Epstein associate Ghislaine Maxwell pleaded the Fifth before the House Oversight Committee.
Rep. Ro Khanna (D-CA) sent a letter over the weekend to Committee Chairman James Comer (R-KY), requesting confirmation as to whether Maxwell would plead the Fifth. “It is my understanding that Ms. Ghislaine Maxwell intends to invoke her Fifth Amendment privilege against self-incrimination and decline to answer all substantive questions at her upcoming deposition before the House Oversight Committee,” the letter read.
Khanna noted that the “position appears inconsistent with Ms. Maxwell’s prior conduct, as she did not invoke the Fifth Amendment when she previously met with Deputy Attorney General Todd Blanche to discuss substantially similar subject matter.”

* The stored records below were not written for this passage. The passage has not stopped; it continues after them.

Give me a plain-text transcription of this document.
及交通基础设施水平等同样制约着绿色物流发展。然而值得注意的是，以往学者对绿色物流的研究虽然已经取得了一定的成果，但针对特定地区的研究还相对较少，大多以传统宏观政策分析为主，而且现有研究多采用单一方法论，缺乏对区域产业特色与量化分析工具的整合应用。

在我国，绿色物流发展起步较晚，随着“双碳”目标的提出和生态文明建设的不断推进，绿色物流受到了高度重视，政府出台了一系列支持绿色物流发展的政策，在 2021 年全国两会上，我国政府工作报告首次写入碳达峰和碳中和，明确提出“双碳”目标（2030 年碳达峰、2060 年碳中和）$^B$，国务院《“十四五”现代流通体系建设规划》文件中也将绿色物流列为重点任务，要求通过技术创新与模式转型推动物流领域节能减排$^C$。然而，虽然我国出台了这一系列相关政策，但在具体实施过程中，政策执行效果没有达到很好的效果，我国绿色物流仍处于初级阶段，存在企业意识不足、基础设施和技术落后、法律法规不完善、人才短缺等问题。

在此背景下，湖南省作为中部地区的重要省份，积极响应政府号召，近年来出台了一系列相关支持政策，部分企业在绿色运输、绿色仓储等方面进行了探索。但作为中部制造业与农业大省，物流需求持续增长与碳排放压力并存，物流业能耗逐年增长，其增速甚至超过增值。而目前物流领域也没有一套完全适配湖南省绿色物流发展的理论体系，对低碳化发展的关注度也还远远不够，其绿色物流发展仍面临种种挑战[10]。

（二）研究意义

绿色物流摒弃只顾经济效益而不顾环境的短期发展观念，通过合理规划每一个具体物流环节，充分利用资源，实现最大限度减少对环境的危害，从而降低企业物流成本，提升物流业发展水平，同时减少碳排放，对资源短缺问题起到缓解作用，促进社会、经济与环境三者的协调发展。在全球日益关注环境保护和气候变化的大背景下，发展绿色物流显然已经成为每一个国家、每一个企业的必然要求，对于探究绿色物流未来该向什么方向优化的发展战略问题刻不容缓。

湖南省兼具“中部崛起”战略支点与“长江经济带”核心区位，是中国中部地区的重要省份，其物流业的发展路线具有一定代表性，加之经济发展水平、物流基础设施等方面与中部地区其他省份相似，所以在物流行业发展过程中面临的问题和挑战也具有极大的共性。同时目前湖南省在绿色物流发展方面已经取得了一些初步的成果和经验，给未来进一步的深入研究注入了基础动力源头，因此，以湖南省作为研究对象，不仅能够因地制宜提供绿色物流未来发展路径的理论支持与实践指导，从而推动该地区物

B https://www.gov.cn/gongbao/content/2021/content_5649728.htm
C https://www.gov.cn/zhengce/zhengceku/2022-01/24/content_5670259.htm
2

Last month, Maxwell’s lawyers sent a letter to the Committee Chairman James Comer (R-KY) this week, writing that Maxwell will “invoke her privilege against self-incrimination and decline to answer questions. That is not a negotiating position or a tactical choice, it is a legal necessity.”
“Put plainly, proceeding under these circumstances would serve no other purpose than pure political theater and a complete waste of taxpayer monies,” the letter added. “The Committee would obtain no testimony, no answers, and no new facts. The only certainty is a public spectacle in which a witness repeatedly invokes the Fifth Amendment.”
The Committee’s hearing follows the Department of Justice releasing more than three million files relating to Epstein. The latest document drop contains more than 2,000 videos and 180,000 images and contain information related to the “Florida and New York cases against Epstein, the New York case against Maxwell, the New York cases investigating Epstein’s death, the Florida case investigating a former butler of Epstein, Multiple FBI investigations, and the Office of Inspector General investigation into Epstein’s death,” the DOJ explained.